The tracking behaviors in Motion analyze an area of pixels known as a reference pattern in a clip to “lock onto” the pattern as it moves across the canvas. You specify the reference pattern by dragging one or more onscreen trackers to the area of the clip you want to analyze. Motion analyzes and records the motion of the designated reference pattern.
Ideally, the reference pattern should be a consistent, easily identifiable detail with high contrast. This makes the pattern easier to track.
Each of the six tracking behaviors in Motion is optimized to perform a different type of motion tracking:
Analyze Motion: Generates and stores tracking information from a source video clip that can be applied to other objects. See Analyze and record movement in a clip.
Match Move: Applies the movement of a source video clip (or animated object) to another object so they appear locked together. See Intro to match moving.
Stabilize: Removes unwanted motion in a video clip, such as camera jitter. See Stabilize a shaky clip.
Unstabilize: Applies the movement recorded by a Stabilize behavior to a video clip or object. For example, you can use this behavior to match the camera shake in a clip to elements added in post-production. See Unstabilize a clip.
Track Points: Matches the control points of a shape, paint stroke, or mask to a reference feature in a video clip. For example, you can draw a mask around a car in a clip and then track the control points of the mask to the moving car, cutting the car out of the background. See Track shapes, masks, and paint strokes.
Track: Matches the position or anchor point parameters of shapes, images, or filters to a reference feature in a video clip. For example, you can match the center of a Circle Blur filter to follow and obscure a person’s face. See Track the position of a filter or object.
The Analyze, Match Move, and Track behaviors have two optional modes of analyzing reference patterns:
Object mode: Uses machine learning or point cloud analysis (or a combination of both methods) to recognize and track subjects such as people or faces, pets, cars, or other common patterns. Or, if you want to manually specify a reference pattern, you can drag the onscreen object tracker (an adjustable onscreen control, shown below) to the area in the canvas you want to analyze.
Note: Mac computers with Apple silicon use an enhanced machine learning model to analyze the movement of faces and other objects, resulting in accelerated and more accurate tracking results compared with Intel-based Macs.

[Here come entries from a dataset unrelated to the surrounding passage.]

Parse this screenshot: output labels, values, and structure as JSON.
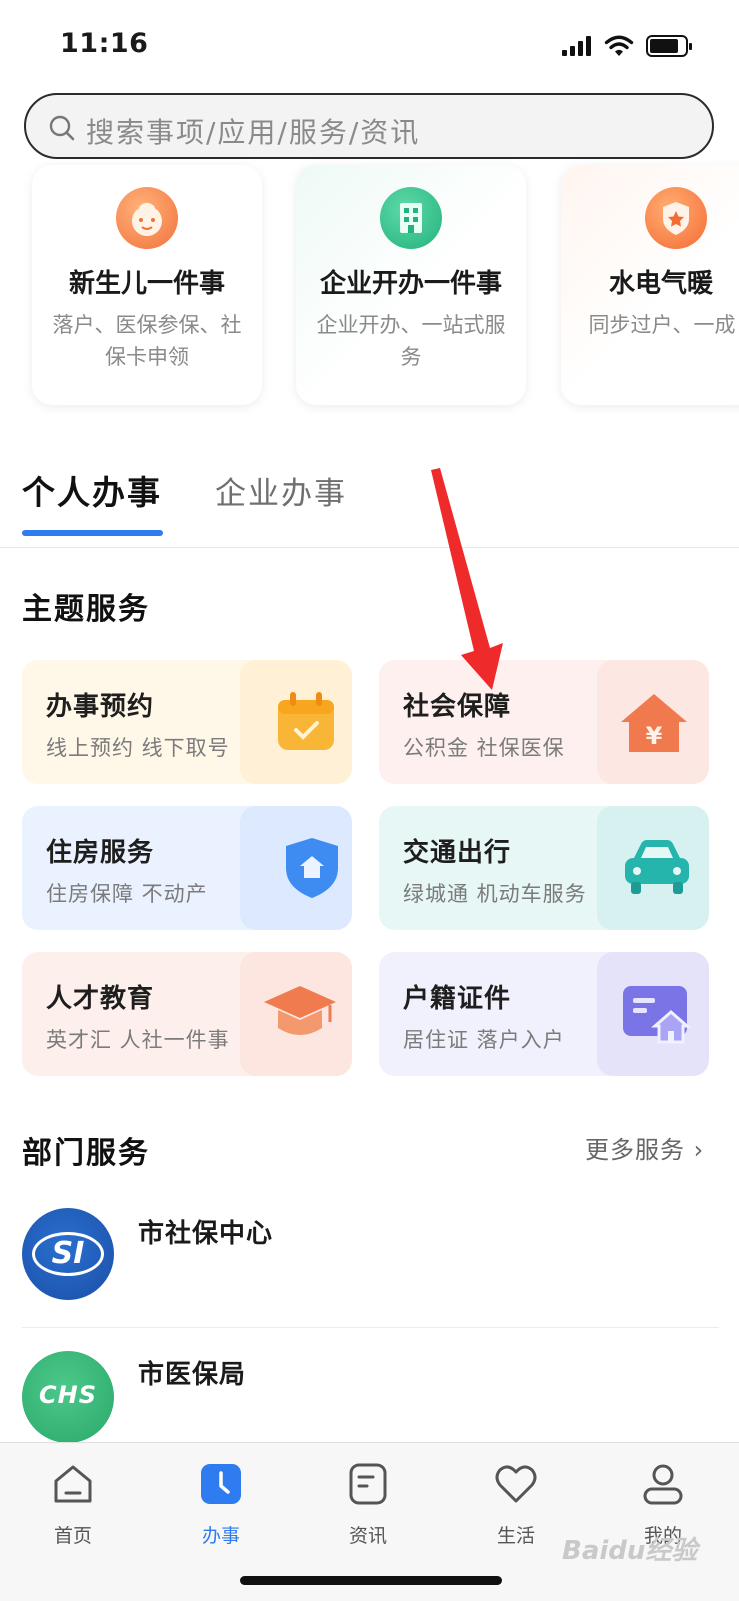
{
  "status_bar": {
    "time": "11:16"
  },
  "search": {
    "placeholder": "搜索事项/应用/服务/资讯"
  },
  "top_cards": [
    {
      "title": "新生儿一件事",
      "desc": "落户、医保参保、社保卡申领"
    },
    {
      "title": "企业开办一件事",
      "desc": "企业开办、一站式服务"
    },
    {
      "title": "水电气暖",
      "desc": "同步过户、一成"
    }
  ],
  "tabs": {
    "personal": "个人办事",
    "business": "企业办事"
  },
  "theme_section": {
    "title": "主题服务"
  },
  "services": [
    {
      "title": "办事预约",
      "desc": "线上预约 线下取号"
    },
    {
      "title": "社会保障",
      "desc": "公积金 社保医保"
    },
    {
      "title": "住房服务",
      "desc": "住房保障 不动产"
    },
    {
      "title": "交通出行",
      "desc": "绿城通 机动车服务"
    },
    {
      "title": "人才教育",
      "desc": "英才汇 人社一件事"
    },
    {
      "title": "户籍证件",
      "desc": "居住证 落户入户"
    }
  ],
  "dept_section": {
    "title": "部门服务",
    "more": "更多服务 ›"
  },
  "departments": [
    {
      "name": "市社保中心",
      "logo_text": "SI"
    },
    {
      "name": "市医保局",
      "logo_text": "CHS"
    }
  ],
  "nav": [
    {
      "label": "首页",
      "active": false
    },
    {
      "label": "办事",
      "active": true
    },
    {
      "label": "资讯",
      "active": false
    },
    {
      "label": "生活",
      "active": false
    },
    {
      "label": "我的",
      "active": false
    }
  ],
  "watermark": "Baidu经验",
  "colors": {
    "accent": "#2f7bf0",
    "arrow": "#ee2a2a"
  }
}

Point mode: Analyzes a pixel pattern within a search region, then tracks that pattern as it moves over time. You specify the reference pattern to be analyzed by dragging one or more onscreen point trackers (a yellow or red crosshair in a circle, shown below) to the area in the canvas you want to analyze.
The more point trackers you use, the more spatial information you’ll record: One-point tracking records position data; two-point tracking and four-point tracking record position, rotation, and scale data (by comparing the relative change between the points); multiple-point tracking can record all the control points (vertices) on a shape.
Note: Tracking in Motion is not 3D—it doesn’t occur in Z space (depth). When you analyze two features in a clip—and that clip is moving in 3D space—you record the changes in position, scale, or rotation over time in the clip, but not its actual 3D transformation.
As it analyzes motion in your project, Motion records the data, which you can then apply to any other object in your project. Additionally, motion created by keyframing or behaviors can also be applied to other objects using some tracking behaviors.